Suppose we have a family $F$ such that:

1. For each $A \in F$ we have $|A| = k$ and $A \subset n$.
2. For each $A,B \in F$ we have $A \cap B \neq \emptyset$.

It is easy to show that there exists a nonempty set $B \subset n$ such that:

1. For each $A \in F$ we have $B \cap A \neq \emptyset$.
2. $|B| \le k^2$.
3. $B \notin F$.

Proof: Say $|F| = m$. Define $d(x) = |\{A \in F| x \in A\}|$. Define $D(A) = \sum_{x \in A}d(x)$. In order to have condition (2) for all $A \in F$ we must have $D(A) \ge m$. Thus $A$ must contain at least one element $x$ such that $d(x) \ge m/k$. But there are at most $k^2$ such elements, because $D(\bigcup F) = \sum_{x < n} d(x) = km$. Hence we can take $B=\{a \in n| d(a) \ge m/k \}$.

Question: The above result gives an upper limit on the size of $B$ that is not dependent on $n$. Is this still true for $A \subset \omega$ and $F$ infinite?

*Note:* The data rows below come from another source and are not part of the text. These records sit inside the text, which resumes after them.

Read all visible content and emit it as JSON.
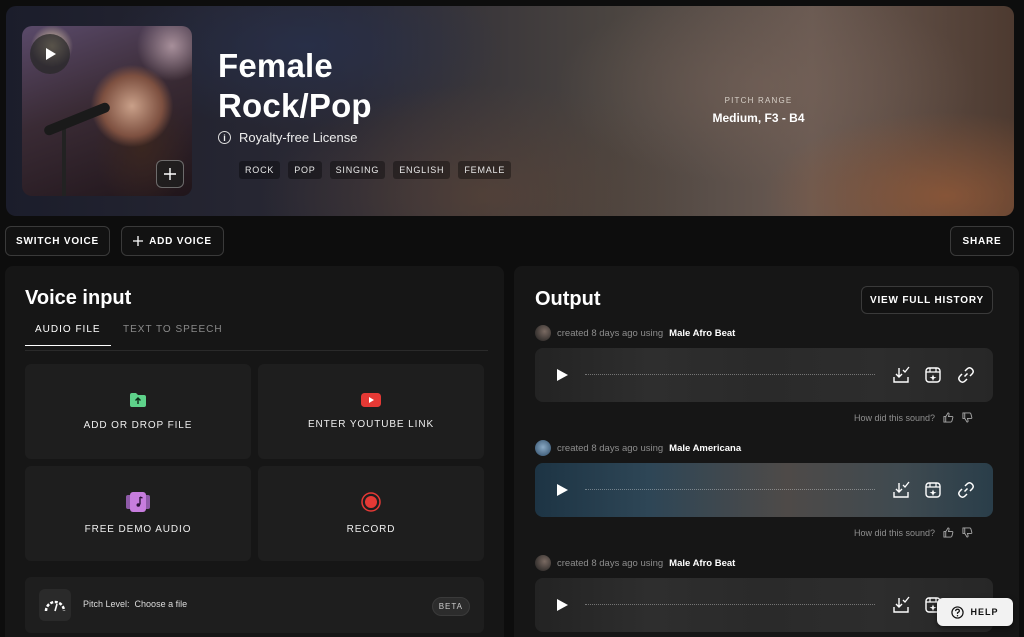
{
  "voice": {
    "title_line1": "Female",
    "title_line2": "Rock/Pop",
    "license": "Royalty-free License",
    "tags": [
      "ROCK",
      "POP",
      "SINGING",
      "ENGLISH",
      "FEMALE"
    ],
    "pitch_range_label": "PITCH RANGE",
    "pitch_range_value": "Medium, F3 - B4"
  },
  "toolbar": {
    "switch_voice": "SWITCH VOICE",
    "add_voice": "ADD VOICE",
    "share": "SHARE"
  },
  "voice_input": {
    "title": "Voice input",
    "tabs": [
      "AUDIO FILE",
      "TEXT TO SPEECH"
    ],
    "active_tab": "AUDIO FILE",
    "cards": {
      "add_file": "ADD OR DROP FILE",
      "youtube": "ENTER YOUTUBE LINK",
      "demo": "FREE DEMO AUDIO",
      "record": "RECORD"
    },
    "pitch_level_label": "Pitch Level:",
    "pitch_level_value": "Choose a file",
    "beta_badge": "BETA"
  },
  "output": {
    "title": "Output",
    "view_history": "VIEW FULL HISTORY",
    "feedback_question": "How did this sound?",
    "items": [
      {
        "created": "created 8 days ago using",
        "voice": "Male Afro Beat"
      },
      {
        "created": "created 8 days ago using",
        "voice": "Male Americana"
      },
      {
        "created": "created 8 days ago using",
        "voice": "Male Afro Beat"
      }
    ]
  },
  "help": "HELP",
  "colors": {
    "youtube_red": "#e53935",
    "record_red": "#e53935",
    "upload_green": "#5ed28a",
    "demo_purple": "#c77dde"
  }
}
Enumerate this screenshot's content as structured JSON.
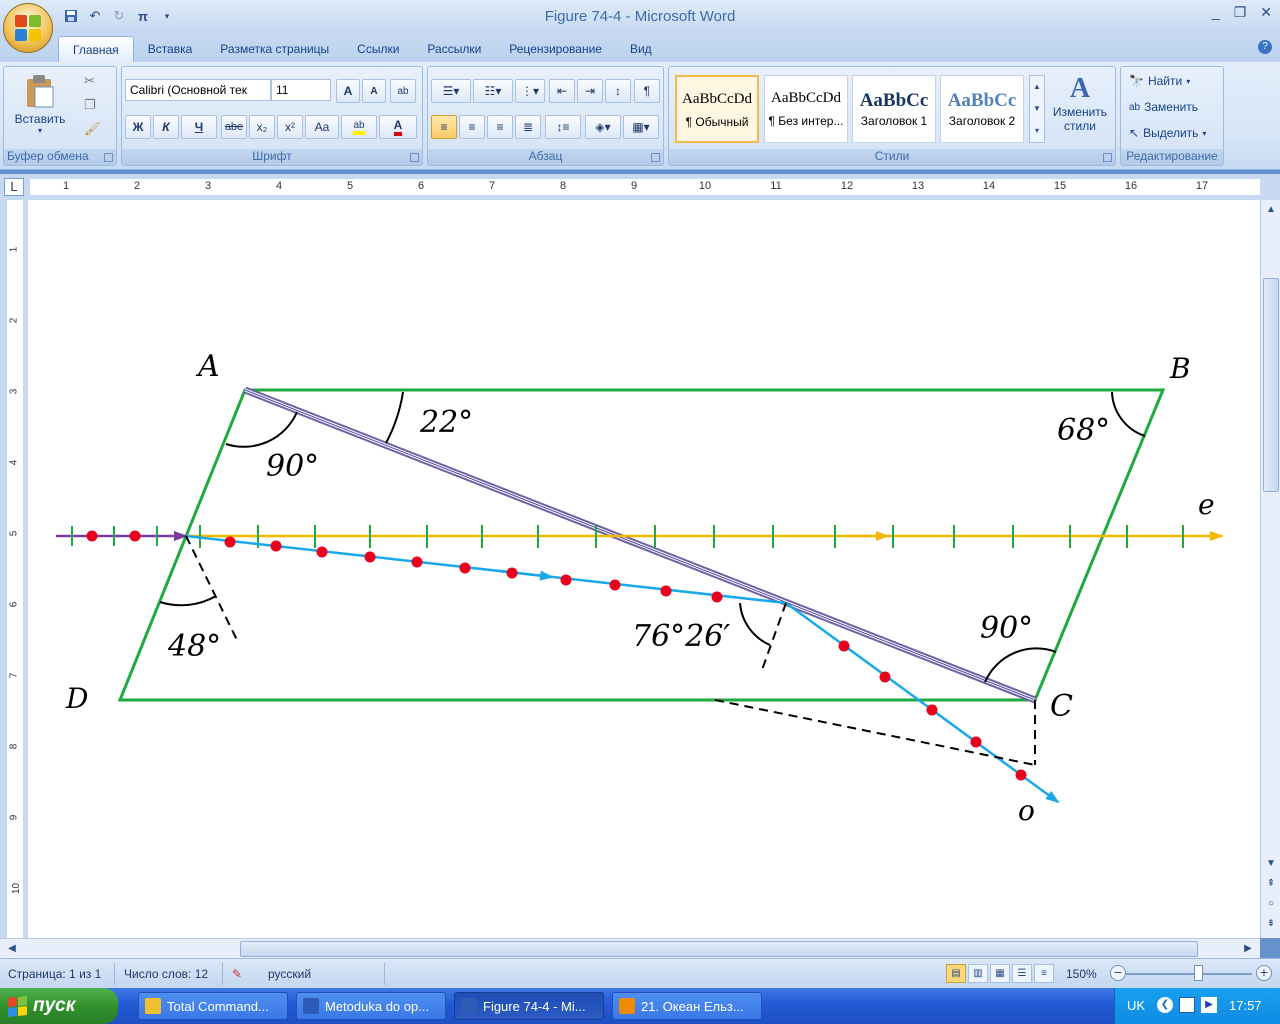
{
  "window": {
    "title": "Figure 74-4 - Microsoft Word",
    "controls": [
      "_",
      "❐",
      "✕"
    ]
  },
  "qat": {
    "items": [
      "save-icon",
      "undo-icon",
      "redo-icon",
      "pi-equation-icon",
      "customize-icon"
    ],
    "pi_label": "π"
  },
  "tabs": [
    "Главная",
    "Вставка",
    "Разметка страницы",
    "Ссылки",
    "Рассылки",
    "Рецензирование",
    "Вид"
  ],
  "ribbon": {
    "clipboard": {
      "paste_label": "Вставить",
      "group_label": "Буфер обмена"
    },
    "font": {
      "font_name": "Calibri (Основной тек",
      "font_size": "11",
      "group_label": "Шрифт",
      "bold": "Ж",
      "italic": "К",
      "underline": "Ч",
      "strike": "abe",
      "subscript": "x₂",
      "superscript": "x²",
      "case": "Aa",
      "grow": "A",
      "shrink": "A"
    },
    "paragraph": {
      "group_label": "Абзац",
      "pilcrow": "¶"
    },
    "styles": {
      "group_label": "Стили",
      "items": [
        {
          "sample": "AaBbCcDd",
          "name": "¶ Обычный",
          "color": "#000000"
        },
        {
          "sample": "AaBbCcDd",
          "name": "¶ Без интер...",
          "color": "#000000"
        },
        {
          "sample": "AaBbCc",
          "name": "Заголовок 1",
          "color": "#17365d"
        },
        {
          "sample": "AaBbCc",
          "name": "Заголовок 2",
          "color": "#4f81bd"
        }
      ],
      "change_label_1": "Изменить",
      "change_label_2": "стили"
    },
    "editing": {
      "group_label": "Редактирование",
      "find": "Найти",
      "replace": "Заменить",
      "select": "Выделить"
    }
  },
  "ruler": {
    "h_numbers": [
      "1",
      "2",
      "3",
      "4",
      "5",
      "6",
      "7",
      "8",
      "9",
      "10",
      "11",
      "12",
      "13",
      "14",
      "15",
      "16",
      "17"
    ],
    "v_numbers": [
      "1",
      "2",
      "3",
      "4",
      "5",
      "6",
      "7",
      "8",
      "9",
      "10"
    ],
    "corner": "L"
  },
  "figure": {
    "labels": {
      "A": "A",
      "B": "B",
      "C": "C",
      "D": "D",
      "e": "e",
      "o": "o"
    },
    "angles": {
      "a_top": "22°",
      "a_corner": "90°",
      "b_corner": "68°",
      "entry": "48°",
      "exit": "76°26′",
      "c_corner": "90°"
    },
    "colors": {
      "frame": "#1faa3c",
      "axis": "#f5b800",
      "ray": "#19a9e8",
      "dots": "#e8001c",
      "incoming": "#7b3aa0",
      "diagonal": "#7060a8",
      "dashes": "#000000"
    }
  },
  "status": {
    "page": "Страница: 1 из 1",
    "words": "Число слов: 12",
    "language": "русский",
    "zoom": "150%"
  },
  "taskbar": {
    "start": "пуск",
    "tasks": [
      {
        "label": "Total Command...",
        "icon_color": "#f0c030"
      },
      {
        "label": "Metoduka do op...",
        "icon_color": "#2f5bb8"
      },
      {
        "label": "Figure 74-4 - Mi...",
        "icon_color": "#2f5bb8"
      },
      {
        "label": "21. Океан Ельз...",
        "icon_color": "#f08a00"
      }
    ],
    "lang": "UK",
    "clock": "17:57"
  }
}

The same question was asked in https://math.stackexchange.com/questions/1948282/unavoidable-finite-set-for-infinite-intersecting-family, but got no reply.

Answer 1

Certainly. Just "pass to the limit". One possible way to do it (in the old fashioned "given $\varepsilon>0$, find $\delta>0$ style"; I will leave recasting it into a slick compactness argument to you) is to consider all finite subsets $F'$ of $F$ and the corresponding $B(F')$. Now choose a set $B$ of largest cardinality (possibly $0$) such that for every finite $F''$ there is $F'\supset F''$ with $B\subset B(F')$. Clearly, $|B|\le k^2$. Also I claim that each set $A\in F$ has at least one element in $B$. Suppose it is not the case for some $A$. Note that in the definition of $B$ we can restrict our attention to finite $F''\ni A$. If for each $x\in A$ we can find $F''_x\ni A$ such that the conditions $F'\supset F''_x, B\subset B(F'), x\in B(F')$ are incompatible, then for $F''=\cup_{x\in A}F''_x$ the conditions $F'\supset F'', B\subset B(F')$ are incompatible, which contradicts the main property of $B$. Otherwise, we can find an $x\in A$ that we can add to $B$, which contradicts the maximality of $B$.